The first impression of Grafana statistics wasn’t encouraging either. On the other hand, given the diversity of components and technologies in our infrastructure and solutions that were left from the legacy system, we decided to add some other things to better understand what is going on in our system.
Now, we have supplemented it with the Logzio system based on ELK (Elasticsearch, Logstash, and Kibana) logging system for collecting and analyzing data. And we also actively use Web Application Firewall (WAF) analytics with fine-tuning rate limits from CloudFlare. And in general, this set of tools’ degree of automation and flexibility proved sufficient to ensure the infrastructure’s reliable functioning and timely alerting.

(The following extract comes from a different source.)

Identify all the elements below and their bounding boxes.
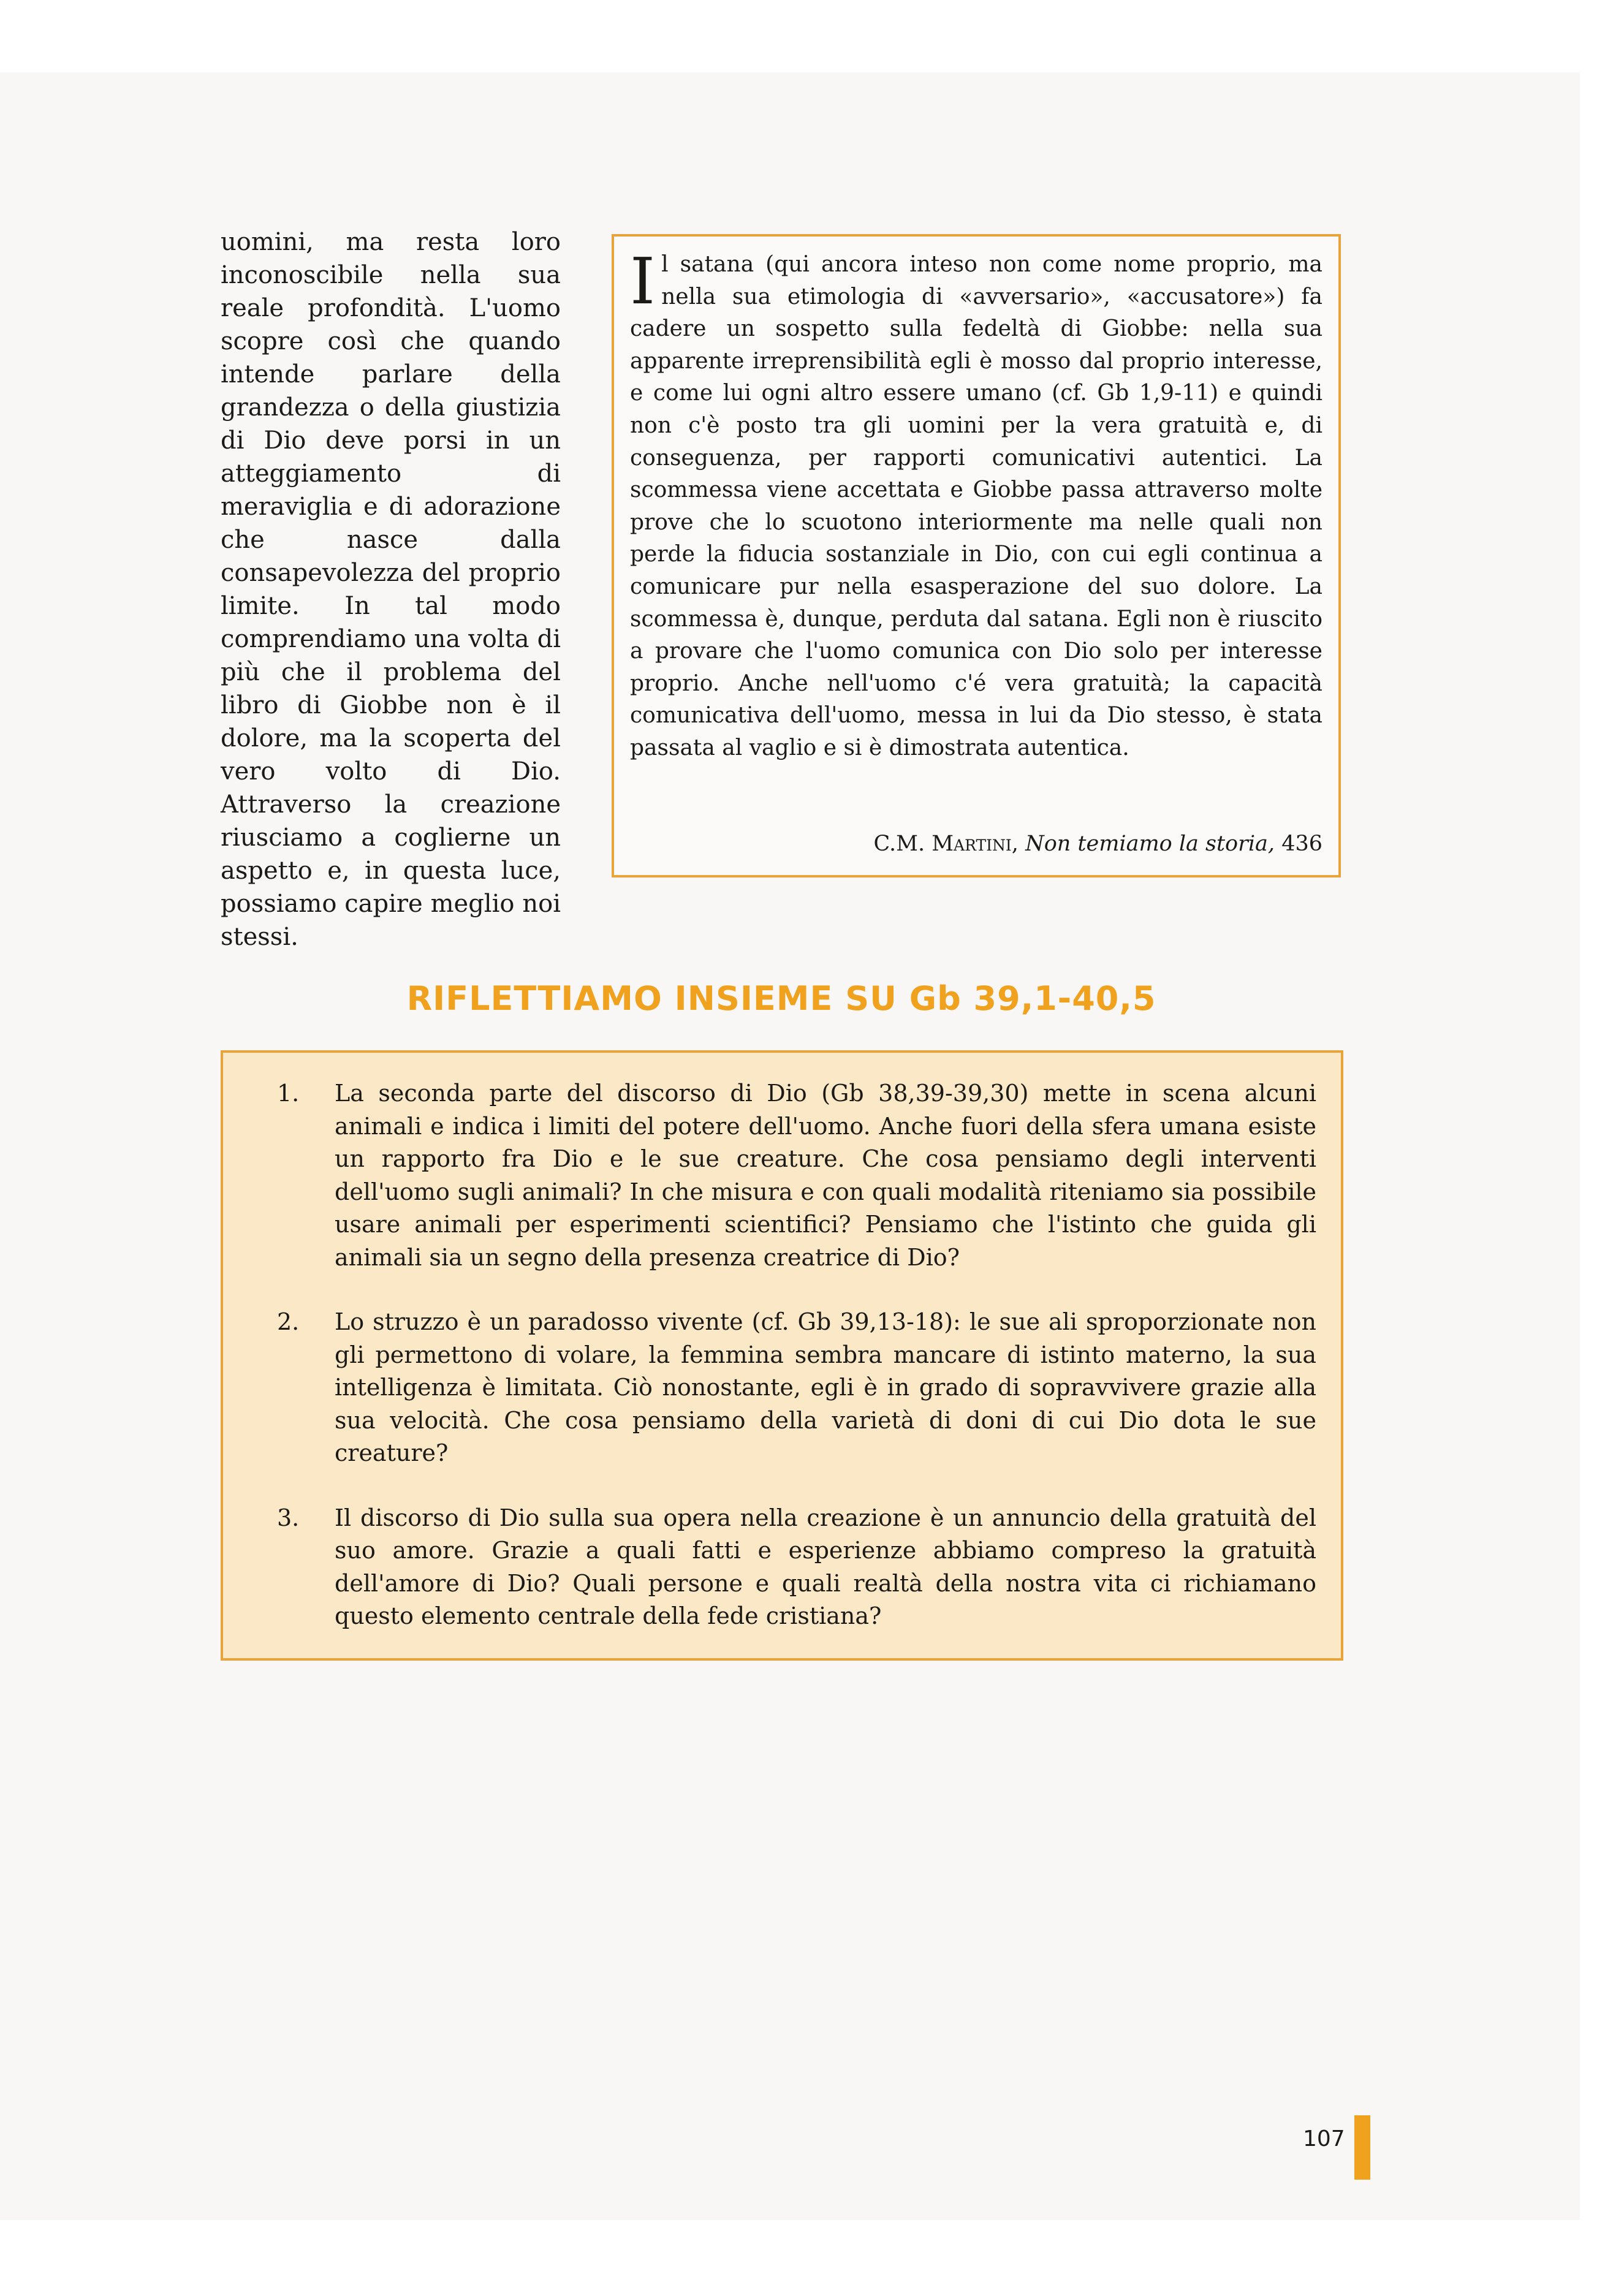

Current monitoring stats in 24 hours
To summarize, at this stage, we have achieved high availability and fault tolerance of the system and excellent scalability and automation of the main processes. On the other hand, we still have increased system complexity and some narrow-profile technical problems in integrating legacy versions of applications.
However, we already have a reasonably clear timeline for migrating services, which takes about two weeks from the developers’ side and a couple of hours from our side of active participation in the deployment. In addition, we have already added eight new services and five servers to the current configuration, and we already have ten brands in production. We are glad that the performance of such a system satisfies our customers, and we have the opportunity to continue the migration processes in the already prepared environment without hindrance.